Figuring out how to encode various classes of data into images is one of the more challenging aspects of the method of loci. Also, memorizing an associative array of data is less natural in the method of loci than memorizing ordered data since the way you recall the data is by tracing your steps through the memory palace in your mind. I guess you could place two images at each location, functioning sort of like a LISP alist (list of pairs where the first element in each pair represents a key and the second a value), but that still doesn't answer your question about how to create the images. Maybe go syllable by syllable?
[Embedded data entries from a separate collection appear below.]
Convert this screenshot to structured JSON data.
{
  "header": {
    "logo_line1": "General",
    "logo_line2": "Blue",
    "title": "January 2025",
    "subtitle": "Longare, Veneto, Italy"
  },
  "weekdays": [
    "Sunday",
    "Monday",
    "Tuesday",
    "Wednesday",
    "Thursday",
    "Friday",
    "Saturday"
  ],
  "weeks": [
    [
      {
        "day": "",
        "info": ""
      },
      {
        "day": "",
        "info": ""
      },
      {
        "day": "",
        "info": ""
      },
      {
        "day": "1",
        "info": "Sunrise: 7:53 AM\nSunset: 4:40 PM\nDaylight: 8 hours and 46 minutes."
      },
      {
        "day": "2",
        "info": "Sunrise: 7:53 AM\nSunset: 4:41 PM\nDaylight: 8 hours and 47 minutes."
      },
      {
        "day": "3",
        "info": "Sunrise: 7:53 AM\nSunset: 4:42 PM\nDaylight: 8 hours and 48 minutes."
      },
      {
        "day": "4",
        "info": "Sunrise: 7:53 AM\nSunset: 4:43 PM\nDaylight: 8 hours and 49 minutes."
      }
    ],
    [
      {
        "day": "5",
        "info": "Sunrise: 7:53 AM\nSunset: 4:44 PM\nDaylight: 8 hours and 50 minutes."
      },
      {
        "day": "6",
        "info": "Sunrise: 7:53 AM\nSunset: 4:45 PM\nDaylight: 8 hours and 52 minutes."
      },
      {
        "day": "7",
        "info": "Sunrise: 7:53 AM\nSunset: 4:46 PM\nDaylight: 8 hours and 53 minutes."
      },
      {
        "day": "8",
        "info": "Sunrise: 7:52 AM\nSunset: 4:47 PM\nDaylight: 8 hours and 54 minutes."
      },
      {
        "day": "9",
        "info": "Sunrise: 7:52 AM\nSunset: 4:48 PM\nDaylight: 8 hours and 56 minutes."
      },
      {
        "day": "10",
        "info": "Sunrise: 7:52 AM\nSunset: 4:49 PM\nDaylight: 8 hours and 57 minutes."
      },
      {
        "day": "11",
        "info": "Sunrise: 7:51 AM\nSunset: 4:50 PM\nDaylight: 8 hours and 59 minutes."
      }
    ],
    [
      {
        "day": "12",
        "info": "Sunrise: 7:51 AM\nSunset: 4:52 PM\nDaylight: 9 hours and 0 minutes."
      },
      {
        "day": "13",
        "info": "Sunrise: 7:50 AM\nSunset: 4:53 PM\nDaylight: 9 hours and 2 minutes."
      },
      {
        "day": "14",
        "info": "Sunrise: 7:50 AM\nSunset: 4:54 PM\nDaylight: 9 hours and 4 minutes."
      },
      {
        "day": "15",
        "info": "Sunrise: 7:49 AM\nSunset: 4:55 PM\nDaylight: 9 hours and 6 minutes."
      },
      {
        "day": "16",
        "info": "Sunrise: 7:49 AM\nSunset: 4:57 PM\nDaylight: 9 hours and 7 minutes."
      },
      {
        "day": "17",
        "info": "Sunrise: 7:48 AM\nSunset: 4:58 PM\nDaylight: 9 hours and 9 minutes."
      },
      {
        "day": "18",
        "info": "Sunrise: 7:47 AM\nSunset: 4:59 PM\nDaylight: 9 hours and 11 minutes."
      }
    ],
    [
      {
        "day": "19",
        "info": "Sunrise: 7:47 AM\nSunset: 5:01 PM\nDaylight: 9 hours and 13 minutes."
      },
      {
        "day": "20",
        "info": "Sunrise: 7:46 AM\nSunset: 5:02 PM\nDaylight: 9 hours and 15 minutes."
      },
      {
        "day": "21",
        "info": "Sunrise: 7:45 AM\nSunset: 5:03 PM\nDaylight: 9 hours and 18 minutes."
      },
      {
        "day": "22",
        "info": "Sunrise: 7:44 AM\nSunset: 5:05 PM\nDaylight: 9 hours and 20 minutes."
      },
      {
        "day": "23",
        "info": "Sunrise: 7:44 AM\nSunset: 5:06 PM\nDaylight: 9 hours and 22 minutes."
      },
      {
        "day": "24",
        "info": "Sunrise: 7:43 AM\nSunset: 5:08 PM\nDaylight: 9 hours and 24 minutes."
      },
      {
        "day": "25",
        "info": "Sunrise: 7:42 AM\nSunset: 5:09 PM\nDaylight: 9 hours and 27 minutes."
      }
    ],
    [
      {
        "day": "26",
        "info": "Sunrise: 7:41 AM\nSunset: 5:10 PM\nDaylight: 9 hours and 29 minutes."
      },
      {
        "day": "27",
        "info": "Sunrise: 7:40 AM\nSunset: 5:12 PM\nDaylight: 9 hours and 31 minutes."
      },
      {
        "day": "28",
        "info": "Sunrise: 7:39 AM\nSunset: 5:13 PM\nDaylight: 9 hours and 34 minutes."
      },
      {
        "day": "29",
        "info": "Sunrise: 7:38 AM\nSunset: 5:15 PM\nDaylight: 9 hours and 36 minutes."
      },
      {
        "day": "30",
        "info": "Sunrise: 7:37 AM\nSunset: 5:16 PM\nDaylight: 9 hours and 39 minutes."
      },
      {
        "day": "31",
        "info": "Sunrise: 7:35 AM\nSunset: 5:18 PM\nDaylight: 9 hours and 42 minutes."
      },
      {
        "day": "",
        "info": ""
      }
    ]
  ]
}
For example, if you wanted to remember that kochen is kitchen, you could visualize a macaw perched on the shoulder of Barbie's boyfriend while the latter flipped burgers on a toy grill. The "caw" sound in my dialect of English is identical to the "ko" in kochen, and Barbie's boyfriend Ken would be enough to trigger my memory of "-chen", so I'd be like "Right! This was illustrating that the German word kochen means to cook."

Spaced repetition lends itself a lot more naturally to memorizing foreign language vocabulary words than the method of loci, so you might want to use that approach instead. Within spaced repetition, you can also use vivid images as a sort of scaffolding to increase the odds you'll remember the word before the next review, and you can eventually let that image go once you start recalling it easily. The more connections you form to other thoughts, the more firmly a fact will be anchored in your mind, so you might as well use mental images if you can come up withthem, even in spaced repetition. James Heisig uses visual mnemonics to teach several thousand Chinese characters in Remembering the Kanji[1] (Chinese characters for use in Japanese) and Remembering the Hanzi[2] (Chinese characters for use in Chinese), and communities like AJATT[3] and Reviewing the Kanji[4] advocate combining Heisig's approach with spaced repetition.

[1] http://nirc.nanzan-u.ac.jp/publications/miscPublications/Rem...

[2] http://nirc.nanzan-u.ac.jp/publications/miscPublications/Rem...

[3] http://www.alljapaneseallthetime.com

[4] http://kanji.koohii.com/

Thanks. So I was understanding it correctly then, it is difficult to use this type of memory method with foreign languages.

I will stick with spaced repetition =)

I'm wondering if it might be easier for a language like Chinese or Japanese, perhaps, where the symbols and words are a bit more visually distinct.

That being said: doesn't Rosetta Stone use a technique that basically relates pictures to common words? I've never tried that program, and only looked at demos briefly, but I've heard great things about it.